About Top Moxie? Oh man, that thing was more evil than satan... Can't imagine how much money went to wrong hands instead of non spyware legit referrers of Amazon.com etc.

http://www.symantec.de/avcenter/venc/data/adware.t opmoxie.html

Looks like Symantec analysed a recent version. That thing is written by very advanced java authors itself, read: Limesoft. It was first bundled with Limewire/Windows and OS integrated firewalls like Symantec firewall AUTOMATICALLY granted ALL rights to it since it was using SIGNED Microsoft JView to run. So, Jview, signed app, you get alert from firewall which RECOMMENDS to enable access since its signed microsoft system part.

Understand the trick? Since its SAME trick used on Limeshop/OS X

Oh it did one "cool" thing on windows...:) You know there are poor coders, freelance authors etc making money to run their sites via referring books,cds from amazon etc?
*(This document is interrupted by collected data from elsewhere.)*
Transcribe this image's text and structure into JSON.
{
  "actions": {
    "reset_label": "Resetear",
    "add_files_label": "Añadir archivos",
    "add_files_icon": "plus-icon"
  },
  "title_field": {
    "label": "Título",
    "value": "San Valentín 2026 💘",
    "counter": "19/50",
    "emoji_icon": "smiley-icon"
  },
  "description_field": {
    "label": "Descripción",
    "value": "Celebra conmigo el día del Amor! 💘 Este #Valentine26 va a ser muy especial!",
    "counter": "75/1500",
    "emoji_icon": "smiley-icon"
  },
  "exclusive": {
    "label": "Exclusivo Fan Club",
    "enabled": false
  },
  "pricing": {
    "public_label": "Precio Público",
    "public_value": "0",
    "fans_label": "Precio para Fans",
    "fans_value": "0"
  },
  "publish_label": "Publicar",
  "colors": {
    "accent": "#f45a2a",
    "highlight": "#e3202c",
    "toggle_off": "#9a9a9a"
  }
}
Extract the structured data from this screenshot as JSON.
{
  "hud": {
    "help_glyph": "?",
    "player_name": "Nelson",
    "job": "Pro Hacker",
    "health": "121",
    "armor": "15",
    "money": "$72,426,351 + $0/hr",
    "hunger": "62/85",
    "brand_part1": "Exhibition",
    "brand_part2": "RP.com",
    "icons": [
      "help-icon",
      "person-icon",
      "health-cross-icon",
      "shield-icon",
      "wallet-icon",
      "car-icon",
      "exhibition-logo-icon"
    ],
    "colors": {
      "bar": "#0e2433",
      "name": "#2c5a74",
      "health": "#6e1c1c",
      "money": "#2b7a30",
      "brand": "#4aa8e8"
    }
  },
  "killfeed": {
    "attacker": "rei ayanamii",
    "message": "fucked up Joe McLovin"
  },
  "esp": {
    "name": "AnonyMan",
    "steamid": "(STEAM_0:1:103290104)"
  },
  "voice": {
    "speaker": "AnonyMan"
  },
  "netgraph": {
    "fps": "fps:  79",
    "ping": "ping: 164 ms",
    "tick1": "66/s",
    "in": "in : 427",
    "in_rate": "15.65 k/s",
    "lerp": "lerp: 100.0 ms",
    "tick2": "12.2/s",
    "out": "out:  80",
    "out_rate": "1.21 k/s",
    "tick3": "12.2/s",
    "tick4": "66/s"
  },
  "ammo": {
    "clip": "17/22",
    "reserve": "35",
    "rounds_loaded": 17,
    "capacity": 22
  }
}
It rendered such URLs (childs toy to get current url from IE) and REPLACED it with some limewire referrer.

Looks like they changed that attitude since Amazon and major, LEGIT referrers threatened a lawsuit against them.

We _must_ keep an eye on that Limeshop and TopMoxie, especially Java fans and developers. This is one cool(!) and evil way to unleash Java "run anywhere" potential. As its written in java, imagine 1 year later we speak about J2ME (java micro edition) spyware which is installed to Cell Phones, PDA's and Nokia, Ericcson give option to their customers to DISABLE Java via firmware.

Or lets say, you see people bragging about Linux,BSD is free of Spyware? It can easily change with that java sneaky thing.